Clay glances around at the walls which I’ve only now started to notice. This boy’s art is so different from Clay’s. There’s nothing remotely similar at all. But it’s amazing and I want to slap myself for thinking so. I despise him for the ability to create it.

And then I see it. And there are no words that exist to describe the hatred I feel for him. The painting. On the far side of one wall, all the way to the end, like a period or an afterthought. But it’s not a painting. It’s a memory that didn’t happen.

I don’t know anything about art so I can’t tell you that it’s watercolor or acrylic or that it’s on canvas or anything art related at all. I can tell you that it’s a painting of a hand, my hand, turned up and opened to the world and that it reaches into my body and rips out everything that’s left. Because in the palm, right in the center, is the pearl button I never reached.

***

Aidan Richter is gone and I’m still waiting.

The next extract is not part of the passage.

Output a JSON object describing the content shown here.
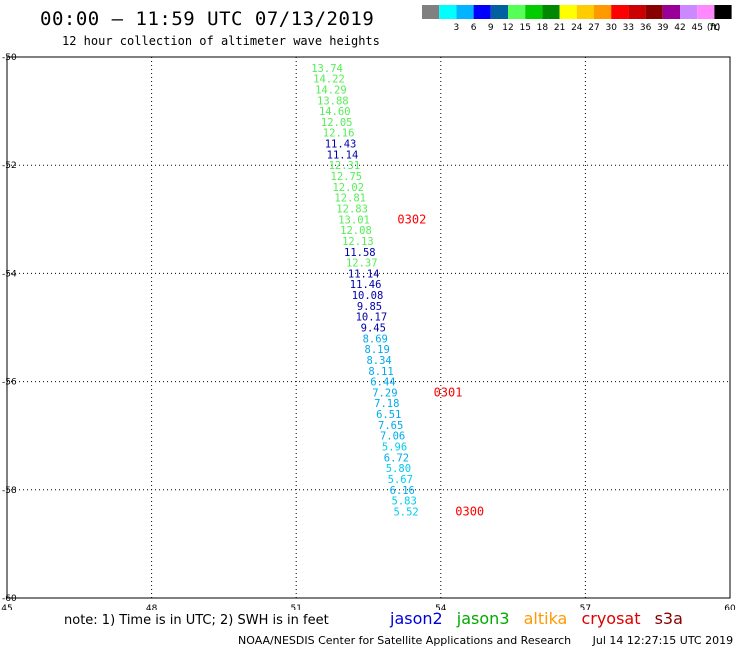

I need to find him. He got to say everything and I said nothing. I won’t let him absolve his guilt at my expense. He doesn’t get to use me for that, too. He doesn’t get to make me question everything I’ve believed for nearly three years and then walk away without listening to me.

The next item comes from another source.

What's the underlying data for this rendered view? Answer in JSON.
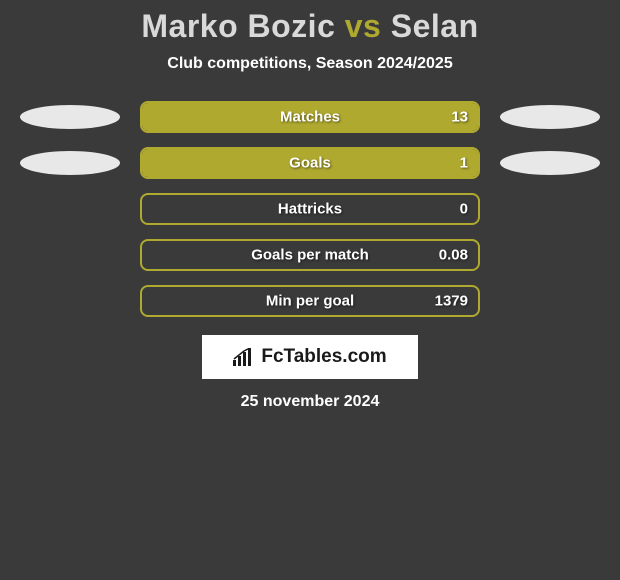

I want my turn to scream at him. To ask him if he knows that he’s a murderer. If he knows that, even though I lived, it doesn’t mean he didn’t kill me. Just because they brought me back, it doesn’t mean I wasn’t dead. Just because they restarted it, it doesn’t mean my heart didn’t stop. It doesn’t change anything he did. He killed the Brighton Piano Girl even if he didn’t kill Emilia Ward. And I want to tell him. I want him to know what I know. I want him to hurt. I’m frantic with unsaid words.

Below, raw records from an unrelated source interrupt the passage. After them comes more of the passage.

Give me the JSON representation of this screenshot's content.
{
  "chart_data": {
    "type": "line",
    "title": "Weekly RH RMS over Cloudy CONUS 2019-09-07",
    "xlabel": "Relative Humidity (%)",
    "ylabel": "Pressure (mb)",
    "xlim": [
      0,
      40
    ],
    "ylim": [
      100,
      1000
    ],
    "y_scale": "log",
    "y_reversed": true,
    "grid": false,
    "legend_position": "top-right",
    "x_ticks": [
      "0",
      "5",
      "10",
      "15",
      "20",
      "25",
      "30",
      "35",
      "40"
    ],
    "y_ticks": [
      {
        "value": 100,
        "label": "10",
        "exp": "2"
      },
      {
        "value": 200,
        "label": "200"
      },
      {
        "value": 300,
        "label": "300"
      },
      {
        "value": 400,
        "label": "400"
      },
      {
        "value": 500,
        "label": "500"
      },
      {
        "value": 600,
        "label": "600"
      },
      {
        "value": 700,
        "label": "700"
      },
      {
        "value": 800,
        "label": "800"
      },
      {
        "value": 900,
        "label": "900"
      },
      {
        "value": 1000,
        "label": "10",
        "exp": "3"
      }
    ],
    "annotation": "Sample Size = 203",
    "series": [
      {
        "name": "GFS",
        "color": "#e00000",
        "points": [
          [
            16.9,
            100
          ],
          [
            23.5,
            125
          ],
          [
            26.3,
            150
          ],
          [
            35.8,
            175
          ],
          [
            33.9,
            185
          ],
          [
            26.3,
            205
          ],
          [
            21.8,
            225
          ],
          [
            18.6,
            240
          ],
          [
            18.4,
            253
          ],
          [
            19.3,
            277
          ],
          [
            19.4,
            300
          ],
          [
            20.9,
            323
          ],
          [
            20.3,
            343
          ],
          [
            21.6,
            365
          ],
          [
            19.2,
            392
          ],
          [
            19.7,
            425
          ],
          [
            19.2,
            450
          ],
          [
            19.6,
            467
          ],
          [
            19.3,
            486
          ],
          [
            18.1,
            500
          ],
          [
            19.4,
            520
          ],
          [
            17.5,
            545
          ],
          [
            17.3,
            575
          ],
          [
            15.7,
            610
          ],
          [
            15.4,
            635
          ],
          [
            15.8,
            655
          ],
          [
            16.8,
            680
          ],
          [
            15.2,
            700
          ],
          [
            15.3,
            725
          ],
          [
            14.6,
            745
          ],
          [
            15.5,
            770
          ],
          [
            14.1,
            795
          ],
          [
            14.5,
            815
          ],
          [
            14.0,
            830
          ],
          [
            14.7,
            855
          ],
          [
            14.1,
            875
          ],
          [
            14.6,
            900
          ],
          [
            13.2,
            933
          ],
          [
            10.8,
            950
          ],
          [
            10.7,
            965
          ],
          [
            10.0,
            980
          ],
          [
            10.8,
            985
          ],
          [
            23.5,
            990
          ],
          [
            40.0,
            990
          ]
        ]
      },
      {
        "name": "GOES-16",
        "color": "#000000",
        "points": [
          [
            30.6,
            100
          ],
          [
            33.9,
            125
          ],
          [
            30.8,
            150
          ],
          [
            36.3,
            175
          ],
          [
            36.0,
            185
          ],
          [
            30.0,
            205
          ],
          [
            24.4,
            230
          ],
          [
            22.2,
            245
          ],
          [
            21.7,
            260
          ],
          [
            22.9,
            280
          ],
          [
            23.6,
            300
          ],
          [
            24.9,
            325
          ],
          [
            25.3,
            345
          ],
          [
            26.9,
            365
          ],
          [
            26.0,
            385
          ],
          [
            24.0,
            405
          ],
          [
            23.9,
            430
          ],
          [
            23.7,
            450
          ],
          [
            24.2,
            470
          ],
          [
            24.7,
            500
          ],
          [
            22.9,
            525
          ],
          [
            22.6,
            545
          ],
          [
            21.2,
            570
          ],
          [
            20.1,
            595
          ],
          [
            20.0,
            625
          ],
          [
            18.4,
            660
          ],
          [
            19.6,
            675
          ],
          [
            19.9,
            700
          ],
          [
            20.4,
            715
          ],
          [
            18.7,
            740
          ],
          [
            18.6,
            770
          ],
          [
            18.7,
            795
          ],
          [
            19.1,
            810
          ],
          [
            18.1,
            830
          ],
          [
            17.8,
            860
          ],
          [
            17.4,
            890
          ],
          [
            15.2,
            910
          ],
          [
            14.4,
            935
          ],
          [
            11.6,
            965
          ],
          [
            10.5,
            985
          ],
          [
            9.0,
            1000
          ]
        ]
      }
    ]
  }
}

Maybe no one found him before, but I know who he is now. I know his name. I can find him like he found me.

And when I do, it won’t be random.

CHAPTER 54

Josh

When I get to Sunday dinner I’m hoping she’ll be there. With everything that happened last weekend, she skipped it and I don’t blame her. I would have skipped it, too, if I wasn’t desperate for even the slightest chance of seeing her.

My house is too quiet and my garage is too empty so I came over here early. Dinner isn’t ready, so Drew and I end up in his room because I don’t feel like standing around being polite and making small talk. But I have nothing to talk to Drew about, either, and we just end up sitting here in stupid silence.

Maybe I should have stayed home. Sunshine never came back after we talked on Wednesday. I thought it was a turning point but maybe I was just deluding myself again.

“Tell me what the hell happened between you two,” Drew finally demands. “And don’t say nothing. And don’t say you don’t know. I’ve gotten every evasive answer there is from both of you and I’m calling bullshit.”

“I don’t know.” I look up at Drew and stop him before he can interrupt. “That’s the absolute truth, whether you like it or not. I have no f**king idea. Everything was fine. Everything was good. And then it wasn’t. All I know is that, for like five minutes, I think I was happy.”

“Something had to have happened, Josh.”

Something most definitely did happen. I wage an internal battle over whether to ask him the question that’s in my head. I’ve always wondered how much she talks to Drew, how much goes on between them that I don’t know about.